How to connect an iPad to a Raspberry Pi – Video Tutorial


There are a lot of good touch-MIDI controllers available for the iPad.  They’re fun to use and can be customized.  One such popular controller is MidiPads .  In the past, an owner of a Raspberry Pi wouldn’t be able to take advantage of this controller, since MidiPads speaks “Network MIDI” and the Raspberry Pi does not.  (Or did not, at least until now).

That is no longer the case.  McLaren Labs’ rtpmidi  knows how to use the “Network MIDI” protocol that is built into the iPad. Now you can bring the power of apps like MidiPads to your Pi.
This tutorial shows how to use rtpmidi to link your iPad to your Raspberry Pi.  Once paired, MIDI notes created on the iPad using the MidiPads app are sent to the Raspberry Pi where a Sonic-Pi program receives the note information to modify a the sound in a running loop.

The Sonic-Pi Program

Our Sonic-Pi program uses realtime information coming in through a MIDI connection to modify the sound of a simple rhythm. We’ve got a single note playing four times a second but with varying timbres. We want to use the iPad to change the pitch of the note, but not the timing of the four beats per second.
To do this, we use two threads and one global variable.
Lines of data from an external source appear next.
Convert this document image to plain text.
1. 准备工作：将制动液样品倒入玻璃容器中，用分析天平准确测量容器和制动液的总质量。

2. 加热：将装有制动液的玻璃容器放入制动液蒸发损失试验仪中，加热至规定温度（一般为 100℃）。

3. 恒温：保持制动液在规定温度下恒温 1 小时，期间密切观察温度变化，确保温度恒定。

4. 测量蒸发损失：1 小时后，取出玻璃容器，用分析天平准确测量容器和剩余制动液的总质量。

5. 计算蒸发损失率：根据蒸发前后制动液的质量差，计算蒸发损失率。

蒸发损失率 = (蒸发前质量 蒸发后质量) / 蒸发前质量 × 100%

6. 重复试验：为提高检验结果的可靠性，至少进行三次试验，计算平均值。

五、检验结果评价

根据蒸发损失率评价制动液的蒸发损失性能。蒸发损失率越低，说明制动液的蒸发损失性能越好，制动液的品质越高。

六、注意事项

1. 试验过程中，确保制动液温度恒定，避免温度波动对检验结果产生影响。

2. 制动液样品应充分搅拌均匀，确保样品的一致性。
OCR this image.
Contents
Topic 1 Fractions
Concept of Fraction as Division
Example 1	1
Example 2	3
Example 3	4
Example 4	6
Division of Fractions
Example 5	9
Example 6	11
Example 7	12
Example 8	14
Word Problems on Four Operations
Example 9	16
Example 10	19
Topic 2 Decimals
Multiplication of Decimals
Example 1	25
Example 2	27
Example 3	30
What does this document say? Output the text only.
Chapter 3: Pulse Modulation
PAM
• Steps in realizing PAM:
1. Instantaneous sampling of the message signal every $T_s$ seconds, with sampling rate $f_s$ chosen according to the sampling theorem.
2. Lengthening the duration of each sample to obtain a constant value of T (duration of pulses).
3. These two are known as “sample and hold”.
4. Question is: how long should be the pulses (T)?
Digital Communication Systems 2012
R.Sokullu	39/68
The global variable named $global_note holds the pitch of the current note being played. The first live_loop reads a Note-ON event from the MIDI stream. When it receives a note, it sets the global variable.
The second thread is the one playing the note at a constant rate of four times per second. It makes the note more interesting by cycling through six different synths, and uses the current value of the $global_note variable to set the pitch.

$global_note = 64
live_loop :midi_piano do
  note, velocity = sync "/midi/*/*/1/note_on"
  $global_note = note
live_loop :timbre do
  use_synth (ring :tb303, :blade, :prophet, :saw, :beep, :tri).tick
  play $global_note, attack: 0, release: 0.5, cutoff: 100
  sleep 0.25

One nice thing about this program is that the MIDI input sync statement is indifferent to where the MIDI information is coming from. It could be a USB-connected keyboard or a network-connect iPad or other device. The Sonic-Pi program is simply responding to MIDI events in the Raspberry Pi operating system.


This little demo focuses on how to use rtpmidi to pair your iPad with a Raspberry Pi for use with Sonic-Pi.  Sonic-Pi is a powerful music creation platform.  Use your imagination and the freedom of wireless connectivity to create sounds and textures you control in real time with your iPad.